In the paper, Tabernero said that Sym004 was found to be well tolerated with no unexpected toxicities. Specifically, he pointed to a toxicity profile that is consistent with other approved anti-EGFR antibodies (grade 3 skin toxicity and low magnesium levels, among others), and observed that these effects were controlled with supportive care (topical and systemic antibiotics, and steroids), dose delays, and dose reductions.

Ivan Horak, Chief Scientific and Medical Officer of Symphogen, added, “Sym004 has demonstrated the ability to not only block ligand binding, receptor activation and downstream signaling but also to elicit removal of the EGFR receptors from the cancer cell surface by inducing EGFR internalization and degradation. Clearly, these data suggest these mechanisms are working and hold great promise for the future. By removing receptor tyrosine kinase receptors from cancer cells, we believe we have identified an effective therapeutic strategy for patients resistant to anti-EGFR antibodies, and which may also provide a better outcome for patients naïve to therapy than that provided by currently approved EGFR antibodies.”
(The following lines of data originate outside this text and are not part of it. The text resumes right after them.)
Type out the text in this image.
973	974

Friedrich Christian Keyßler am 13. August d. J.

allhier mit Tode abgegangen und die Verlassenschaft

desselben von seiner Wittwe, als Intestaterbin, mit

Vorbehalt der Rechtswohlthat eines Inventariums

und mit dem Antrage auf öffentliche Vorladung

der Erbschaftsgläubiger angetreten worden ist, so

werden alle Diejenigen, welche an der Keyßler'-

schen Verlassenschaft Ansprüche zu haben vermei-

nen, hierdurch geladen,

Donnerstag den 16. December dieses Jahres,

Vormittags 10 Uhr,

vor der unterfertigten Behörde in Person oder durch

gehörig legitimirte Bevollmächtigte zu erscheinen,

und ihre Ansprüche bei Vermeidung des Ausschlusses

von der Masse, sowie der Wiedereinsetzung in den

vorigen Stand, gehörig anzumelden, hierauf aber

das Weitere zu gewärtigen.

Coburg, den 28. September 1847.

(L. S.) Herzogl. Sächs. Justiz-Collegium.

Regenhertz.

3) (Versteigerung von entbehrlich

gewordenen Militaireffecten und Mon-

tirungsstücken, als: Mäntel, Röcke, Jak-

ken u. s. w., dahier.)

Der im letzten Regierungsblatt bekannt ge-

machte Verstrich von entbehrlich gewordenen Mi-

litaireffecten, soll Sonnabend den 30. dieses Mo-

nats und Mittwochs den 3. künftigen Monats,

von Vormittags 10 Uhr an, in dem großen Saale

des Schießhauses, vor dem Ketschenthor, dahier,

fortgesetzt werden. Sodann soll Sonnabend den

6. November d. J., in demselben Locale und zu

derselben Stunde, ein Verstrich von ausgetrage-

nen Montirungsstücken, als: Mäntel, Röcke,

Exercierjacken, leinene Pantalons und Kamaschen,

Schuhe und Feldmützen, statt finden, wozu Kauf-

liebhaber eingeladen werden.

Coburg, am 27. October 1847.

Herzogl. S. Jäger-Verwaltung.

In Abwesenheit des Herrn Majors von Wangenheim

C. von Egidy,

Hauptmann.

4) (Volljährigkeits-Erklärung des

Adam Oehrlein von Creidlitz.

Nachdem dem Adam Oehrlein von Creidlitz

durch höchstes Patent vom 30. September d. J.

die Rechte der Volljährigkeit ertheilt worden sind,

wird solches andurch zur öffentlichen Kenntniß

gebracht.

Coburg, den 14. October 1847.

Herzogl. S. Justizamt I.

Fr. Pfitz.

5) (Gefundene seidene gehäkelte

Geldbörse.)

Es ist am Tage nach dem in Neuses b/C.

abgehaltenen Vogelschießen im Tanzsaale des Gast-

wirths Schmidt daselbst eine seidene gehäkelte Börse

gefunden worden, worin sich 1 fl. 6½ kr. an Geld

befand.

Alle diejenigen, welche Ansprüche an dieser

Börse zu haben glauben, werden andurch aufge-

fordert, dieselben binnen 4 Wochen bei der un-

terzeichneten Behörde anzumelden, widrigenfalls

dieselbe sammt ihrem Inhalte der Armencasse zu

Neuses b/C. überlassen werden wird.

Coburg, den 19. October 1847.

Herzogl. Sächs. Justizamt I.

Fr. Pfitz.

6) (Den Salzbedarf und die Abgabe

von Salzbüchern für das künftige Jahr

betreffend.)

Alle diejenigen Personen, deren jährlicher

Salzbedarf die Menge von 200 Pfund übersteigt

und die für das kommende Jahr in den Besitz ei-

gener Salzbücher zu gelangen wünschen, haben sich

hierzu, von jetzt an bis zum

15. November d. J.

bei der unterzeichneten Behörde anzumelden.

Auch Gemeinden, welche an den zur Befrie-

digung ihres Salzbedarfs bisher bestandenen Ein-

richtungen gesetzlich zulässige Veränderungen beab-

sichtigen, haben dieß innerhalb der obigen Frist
In Cancer Chemotherapy and Pharmacology (Machiels et al.), Symphogen also reported data from a proof-of-concept Phase 2 trial of Sym004 in patients with late-stage squamous cell carcinoma of the head and neck (SCCHN). After studying the efficacy and tolerability of the novel antibody mixture, the company said it observed a best overall response of stable disease in 13 of 26 patients, and down-regulation of EGFR in target skin and tumor tissues, supporting the proposed hypothesis of the Sym004’s mechanism of action. In the extensively pretreated advanced SSCHN patients studied, the trial revealed modest anti-tumor activity. The safety of the mixture was found to be consistent with prior studies’ findings of adverse events related to EGFR, and no anti-drug antibodies were detected.

Separately, Symphogen reported also in April, in Clinical Cancer Research, preclinical findings from the company’s Pan-HER program showing that Pan-HER overcomes primary and acquired resistance due to HER family expression heterogeneity and plasticity. According to Symphogen, this data supports advancing the program into clinic in patients with HER family-dependent tumors.